Firefox+Plasma+Wayland+SystemD+GNU+Linux
I made the joke that we’ll have SystemD/Linux replacing GNU/Linux and the number of “well asckuallys…” that popped up was simultaneously humorous and saddening.
https://github.com/uutils/coreutils - I’m waiting for a distro to switch to this, and clang base, and then musl. But glibc compatibility still lacking usually - one day!
MIT license 🤮
Edit: GPL 🫡
What’s the point? Move from a free license to a corporate cuck license is not something that values normal users, only if you are a corporation and you need a more permissive license for some reason
and a giant “fuck you” to Lennart Poettering for that. Not for creating an init system option - but for lobbying it into major distributions, instead of letting the users decide what they prefer. May he forever stub his toes on furniture.
That’s weird as fuck. Major distros use it because it’s the most functional. If the other ones were as good, they’d be used. There is no “lobbying” lol, it just makes the most technical sense and is significantly more than just an init system. I’d rather users have a system that “just works” instead, since arbitrary choices aren’t necessarily a good thing.
It’s not just an init system. Look up what it does and why it exists, instead of blindly hating some software for some obsessive reason.
I’m not blindly hating. I despise the asshole responsible for the choice being taken away from me for many major distros and I wish him the plague for his manipulative approach in getting there.

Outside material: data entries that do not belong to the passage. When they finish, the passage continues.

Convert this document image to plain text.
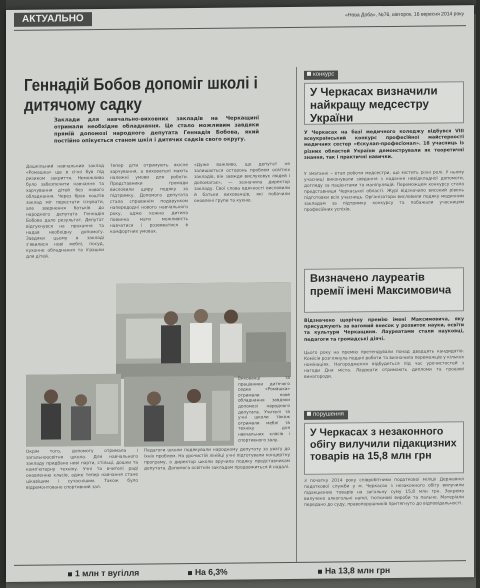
АКТУАЛЬНО	«Нова Доба», №76, вівторок, 16 вересня 2014 року
Геннадій Бобов допоміг школі і дитячому садку
Заклади для навчально-виховних закладів на Черкащині отримали необхідне обладнання. Це стало можливим завдяки прямій допомозі народного депутата Геннадія Бобова, який постійно опікується станом шкіл і дитячих садків свого округу.
Дошкільний навчальний заклад «Ромашка» ще в січні був під ризиком закриття. Неможливо було забезпечити навчання та харчування дітей без нового обладнання. Через брак коштів заклад міг перестати існувати, але звернення батьків до народного депутата Геннадія Бобова дало результат. Депутат відгукнувся на прохання та надав необхідну допомогу. Завдяки цьому в закладі з'явилися нові меблі, посуд, кухонне обладнання та іграшки для дітей.
Тепер діти отримують якісне харчування, а вихователі мають належні умови для роботи. Представники громади висловили щиру подяку за підтримку. Допомога депутата стала справжнім подарунком напередодні нового навчального року, адже кожна дитина повинна мати можливість навчатися і розвиватися в комфортних умовах.
«Дуже важливо, що депутат не залишається осторонь проблем освітніх закладів, він завжди вислуховує людей і допомагає», — зазначила директор закладу. Свої слова вдячності висловили й батьки вихованців, які побачили оновлені групи та кухню.
Вихованці та працівники дитячого садка «Ромашка» отримали нове обладнання завдяки допомозі народного депутата. Учителі та учні школи також отримали меблі та техніку для навчальних класів і спортивного залу.
Окрім того, допомогу отримала і загальноосвітня школа. Для навчального закладу придбано нові парти, стільці, дошки та комп'ютерну техніку. Учні та вчителі раді оновленню класів, адже тепер навчання стане цікавішим і сучаснішим. Також було відремонтовано спортивний зал.
Педагоги школи подякували народному депутату за увагу до їхніх проблем. На урочистій лінійці учні підготували концертну програму, а директор школи вручила подяку представникам депутата. Допомога освітнім закладам продовжиться й надалі.
конкурс
У Черкасах визначили найкращу медсестру України
У Черкасах на базі медичного коледжу відбувся VIII всеукраїнський конкурс професійної майстерності медичних сестер «Єскулап-професіонал». 18 учасниць із різних областей України демонстрували як теоретичні знання, так і практичні навички.
У змаганні – етап роботи медсестри, що містить різні ролі. У ньому учасниці виконували завдання з надання невідкладної допомоги, догляду за пацієнтами та маніпуляцій. Переможцем конкурсу стала представниця Черкаської області. Журі відзначило високий рівень підготовки всіх учасниць. Організатори висловили подяку медичним закладам за підтримку конкурсу та побажали учасницям професійних успіхів.
Визначено лауреатів премії імені Максимовича
Відзначено щорічну премію імені Максимовича, яку присуджують за вагомий внесок у розвиток науки, освіти та культури Черкащини. Лауреатами стали науковці, педагоги та громадські діячі.
Цього року на премію претендували понад двадцять кандидатів. Комісія розглянула подані роботи та визначила переможців у кількох номінаціях. Нагородження відбудеться під час урочистостей з нагоди Дня міста. Лауреати отримають дипломи та грошові винагороди.
порушення
У Черкасах з незаконного обігу вилучили підакцизних товарів на 15,8 млн грн
З початку 2014 року співробітники податкової міліції Державної податкової служби у м. Черкасах з незаконного обігу вилучили підакцизних товарів на загальну суму 15,8 млн грн. Зокрема вилучено алкогольні напої, тютюнові вироби та пальне. Матеріали передано до суду, правопорушників притягнуто до відповідальності.
1 млн т вугілля	На 6,3%	На 13,8 млн грн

The choice of making way more things than just the job of an init system harder than it has to be, especially when both flavors have to work. Feel free to call generous people who work for the community “assholes”, but it’s you who’s that, if anyone
People who lobby with decision makers at major distributions for their software to be made the de-facto standard, instead of leaving it to the userbase, have a deeply anti-democratic mindset, and that makes them assholes.
And what concerns did/do you exactly have? Did you as a “democratic” user make yourself loud instead of crying about “corruption” on lemmy?
I didn’t know much about Linux when Systemd was adopted by Debian. And how would I make myself loud enough for people to notice? I still don’t have the technical knowledge to completely grasp the operating reasons why people chose it, all I know is that systemd was meant to be an init system, and now it is no longer just an init system. It’s in things it shouldn’t be in. I’m sure people worked hard on it but one program edging out general alternatives shouldn’t have been the way of development
You don’t know the details of why it was chosen, yet you complain about people with obviously more knowledge on these topics having chosen it… reminds me of science deniers.